MBEKI IN TALKS WITH NUJOMA

NAMIBIAN President Sam Nujoma and his South African counterpart Thabo Mbeki held talks in Windhoek on Tuesday on detailed development and investment issues, including the Trans-Kalahari highway. “We discussed the nitty gritty of development and investment,” Namibian Trade Minister Hidipo Hamutenya told journalists after the talks. He said the meeting had been “businesslike, not politics as usual,” and had reviewed bilateral projects, including the Trans-Kalahari highway which links Namibia with South Africa’s Gauteng province and the development of the Kudu gas field off Namibia’s southern coast. The presidents met in the Namibian capital a day after the conclusion of the two-day Southern African Development (SADC) summit, at which a regional free-trade zone was approved.
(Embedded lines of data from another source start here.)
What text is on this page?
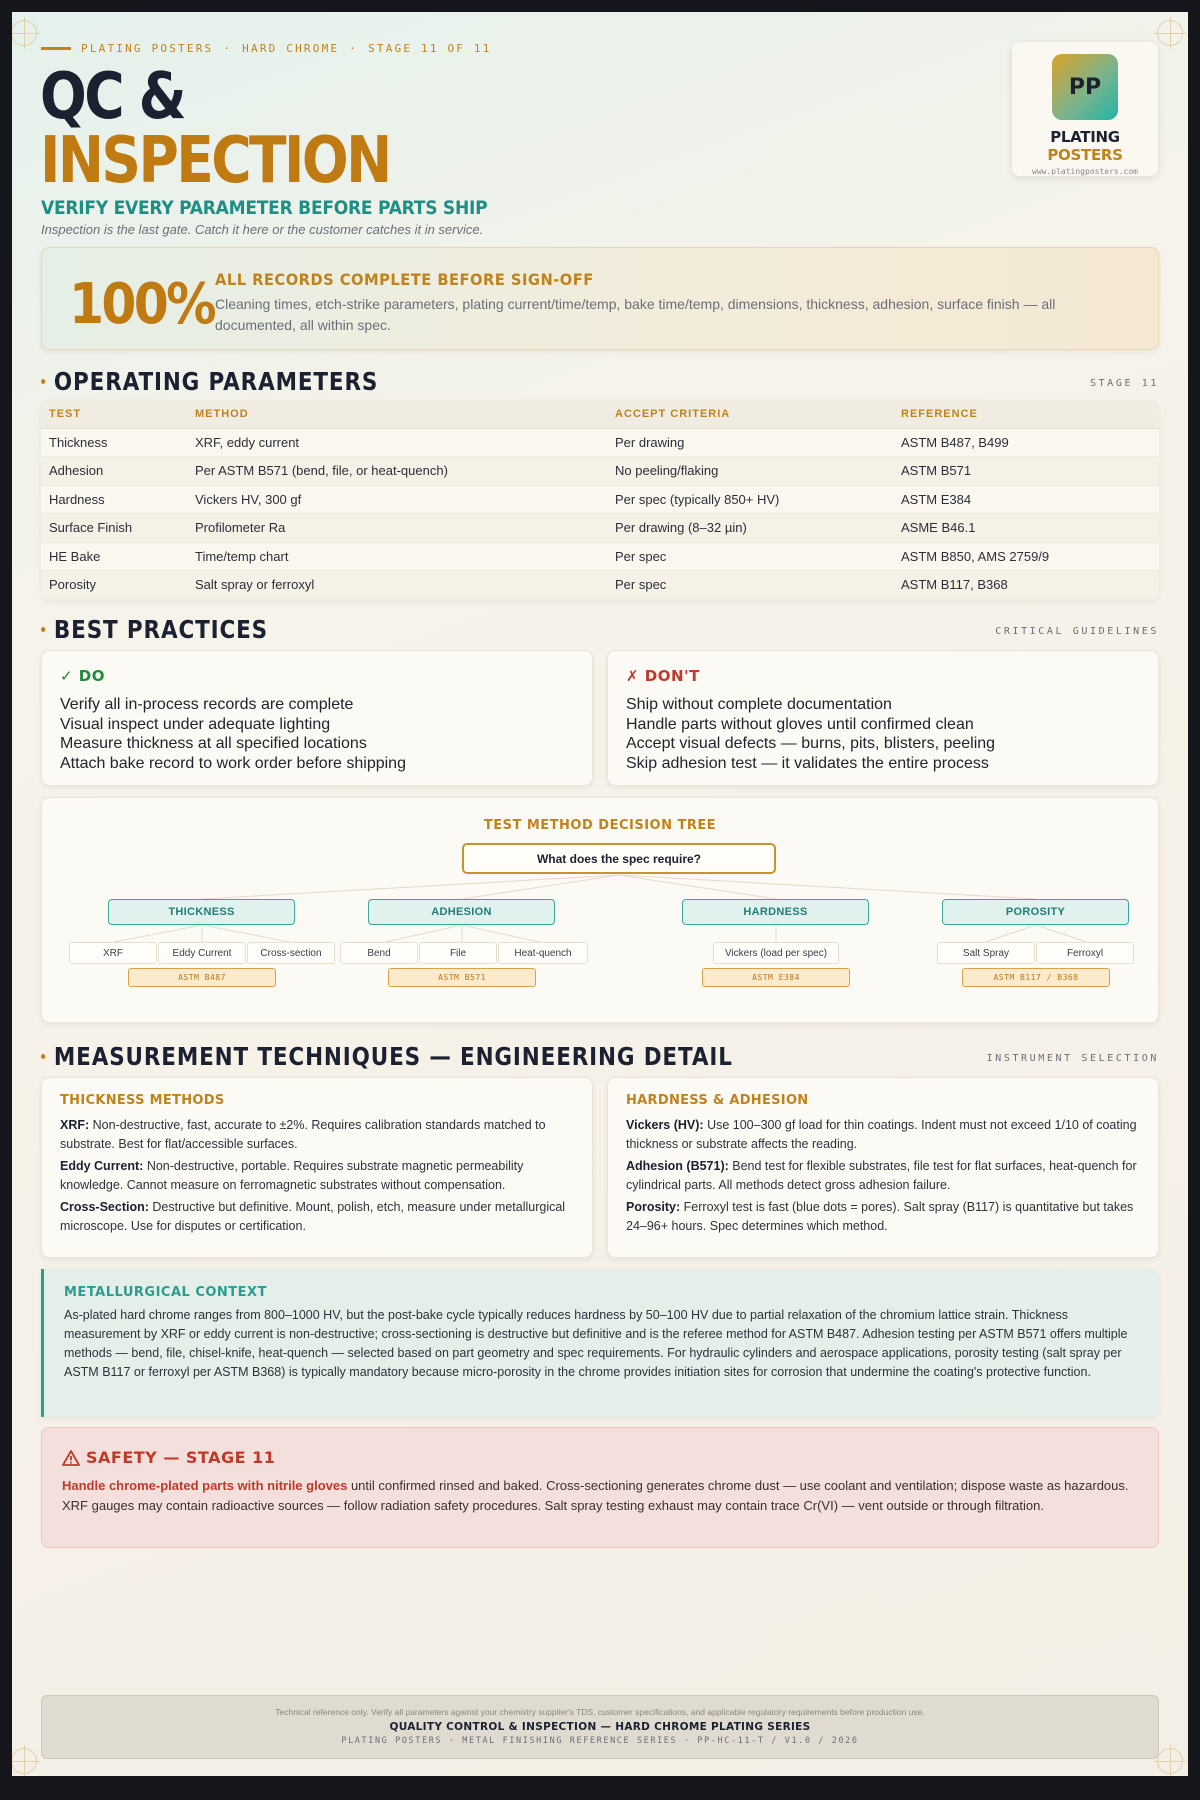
PLATING POSTERS · HARD CHROME · STAGE 11 OF 11
QC &
INSPECTION
VERIFY EVERY PARAMETER BEFORE PARTS SHIP
Inspection is the last gate. Catch it here or the customer catches it in service.
PP
PLATING POSTERS
www.platingposters.com
100% ALL RECORDS COMPLETE BEFORE SIGN-OFF
Cleaning times, etch-strike parameters, plating current/time/temp, bake time/temp, dimensions, thickness, adhesion, surface finish — all documented, all within spec.
OPERATING PARAMETERS	STAGE 11
TEST	METHOD	ACCEPT CRITERIA	REFERENCE
Thickness	XRF, eddy current	Per drawing	ASTM B487, B499
Adhesion	Per ASTM B571 (bend, file, or heat-quench)	No peeling/flaking	ASTM B571
Hardness	Vickers HV, 300 gf	Per spec (typically 850+ HV)	ASTM E384
Surface Finish	Profilometer Ra	Per drawing (8–32 µin)	ASME B46.1
HE Bake	Time/temp chart	Per spec	ASTM B850, AMS 2759/9
Porosity	Salt spray or ferroxyl	Per spec	ASTM B117, B368
BEST PRACTICES	CRITICAL GUIDELINES
✓ DO
Verify all in-process records are complete
Visual inspect under adequate lighting
Measure thickness at all specified locations
Attach bake record to work order before shipping
✗ DON'T
Ship without complete documentation
Handle parts without gloves until confirmed clean
Accept visual defects — burns, pits, blisters, peeling
Skip adhesion test — it validates the entire process
TEST METHOD DECISION TREE
What does the spec require?
THICKNESS	ADHESION	HARDNESS	POROSITY
XRF	Eddy Current	Cross-section	Bend	File	Heat-quench	Vickers (load per spec)	Salt Spray	Ferroxyl
ASTM B487	ASTM B571	ASTM E384	ASTM B117 / B368
MEASUREMENT TECHNIQUES — ENGINEERING DETAIL	INSTRUMENT SELECTION
THICKNESS METHODS
XRF: Non-destructive, fast, accurate to ±2%. Requires calibration standards matched to substrate. Best for flat/accessible surfaces.
Eddy Current: Non-destructive, portable. Requires substrate magnetic permeability knowledge. Cannot measure on ferromagnetic substrates without compensation.
Cross-Section: Destructive but definitive. Mount, polish, etch, measure under metallurgical microscope. Use for disputes or certification.
HARDNESS & ADHESION
Vickers (HV): Use 100–300 gf load for thin coatings. Indent must not exceed 1/10 of coating thickness or substrate affects the reading.
Adhesion (B571): Bend test for flexible substrates, file test for flat surfaces, heat-quench for cylindrical parts. All methods detect gross adhesion failure.
Porosity: Ferroxyl test is fast (blue dots = pores). Salt spray (B117) is quantitative but takes 24–96+ hours. Spec determines which method.
METALLURGICAL CONTEXT
As-plated hard chrome ranges from 800–1000 HV, but the post-bake cycle typically reduces hardness by 50–100 HV due to partial relaxation of the chromium lattice strain. Thickness measurement by XRF or eddy current is non-destructive; cross-sectioning is destructive but definitive and is the referee method for ASTM B487. Adhesion testing per ASTM B571 offers multiple methods — bend, file, chisel-knife, heat-quench — selected based on part geometry and spec requirements. For hydraulic cylinders and aerospace applications, porosity testing (salt spray per ASTM B117 or ferroxyl per ASTM B368) is typically mandatory because micro-porosity in the chrome provides initiation sites for corrosion that undermine the coating's protective function.
SAFETY — STAGE 11
Handle chrome-plated parts with nitrile gloves until confirmed rinsed and baked. Cross-sectioning generates chrome dust — use coolant and ventilation; dispose waste as hazardous. XRF gauges may contain radioactive sources — follow radiation safety procedures. Salt spray testing exhaust may contain trace Cr(VI) — vent outside or through filtration.
Technical reference only. Verify all parameters against your chemistry supplier's TDS, customer specifications, and applicable regulatory requirements before production use.
QUALITY CONTROL & INSPECTION — HARD CHROME PLATING SERIES
PLATING POSTERS · METAL FINISHING REFERENCE SERIES · PP-HC-11-T / V1.0 / 2026
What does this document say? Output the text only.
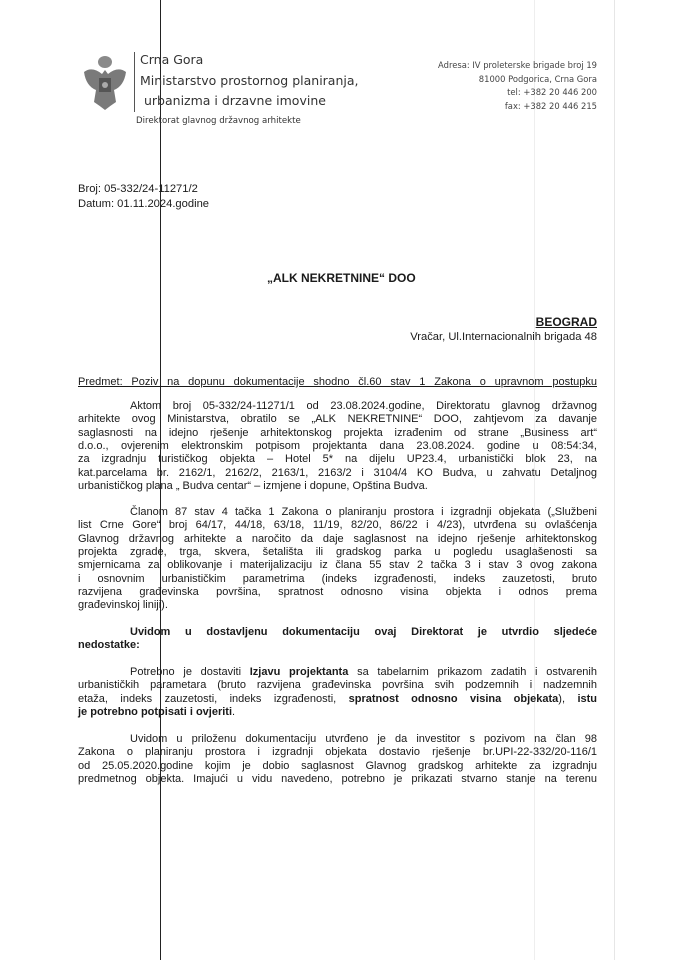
Crna Gora
Ministarstvo prostornog planiranja,
urbanizma i drzavne imovine
Direktorat glavnog državnog arhitekte
Adresa: IV proleterske brigade broj 19
81000 Podgorica, Crna Gora
tel: +382 20 446 200
fax: +382 20 446 215
Broj: 05-332/24-11271/2
Datum: 01.11.2024.godine
„ALK NEKRETNINE“ DOO
BEOGRAD
Vračar, Ul.Internacionalnih brigada 48
Predmet: Poziv na dopunu dokumentacije shodno čl.60 stav 1 Zakona o upravnom postupku
Aktom broj 05-332/24-11271/1 od 23.08.2024.godine, Direktoratu glavnog državnog
arhitekte ovog Ministarstva, obratilo se „ALK NEKRETNINE“ DOO, zahtjevom za davanje
saglasnosti na idejno rješenje arhitektonskog projekta izrađenim od strane „Business art“
d.o.o., ovjerenim elektronskim potpisom projektanta dana 23.08.2024. godine u 08:54:34,
za izgradnju turističkog objekta – Hotel 5* na dijelu UP23.4, urbanistički blok 23, na
kat.parcelama br. 2162/1, 2162/2, 2163/1, 2163/2 i 3104/4 KO Budva, u zahvatu Detaljnog
urbanističkog plana „ Budva centar“ – izmjene i dopune, Opština Budva.
Članom 87 stav 4 tačka 1 Zakona o planiranju prostora i izgradnji objekata („Službeni
list Crne Gore“ broj 64/17, 44/18, 63/18, 11/19, 82/20, 86/22 i 4/23), utvrđena su ovlašćenja
Glavnog državnog arhitekte a naročito da daje saglasnost na idejno rješenje arhitektonskog
projekta zgrade, trga, skvera, šetališta ili gradskog parka u pogledu usaglašenosti sa
smjernicama za oblikovanje i materijalizaciju iz člana 55 stav 2 tačka 3 i stav 3 ovog zakona
i osnovnim urbanističkim parametrima (indeks izgrađenosti, indeks zauzetosti, bruto
razvijena građevinska površina, spratnost odnosno visina objekta i odnos prema
građevinskoj liniji).
Uvidom u dostavljenu dokumentaciju ovaj Direktorat je utvrdio sljedeće
nedostatke:
Potrebno je dostaviti Izjavu projektanta sa tabelarnim prikazom zadatih i ostvarenih
urbanističkih parametara (bruto razvijena građevinska površina svih podzemnih i nadzemnih
etaža, indeks zauzetosti, indeks izgrađenosti, spratnost odnosno visina objekata), istu
je potrebno potpisati i ovjeriti.
Uvidom u priloženu dokumentaciju utvrđeno je da investitor s pozivom na član 98
Zakona o planiranju prostora i izgradnji objekata dostavio rješenje br.UPI-22-332/20-116/1
od 25.05.2020.godine kojim je dobio saglasnost Glavnog gradskog arhitekte za izgradnju
predmetnog objekta. Imajući u vidu navedeno, potrebno je prikazati stvarno stanje na terenu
South African Trade and Industry Minister Alec Erwin said the two leaders had also discussed how countries in the Southern African Customs Union (SACU) could help other SADC nations enter the zone. SACU groups South Africa, Namibia, Botswana, Lesotho and Swaziland. These countries were “better prepared” for the free-trade area than were some of the other SADC states, Erwin said. “We discussed whether we as a customs union could provide technical assistance to our neighbours” so that they could join the trade area which is due to be launched on September 1, he said.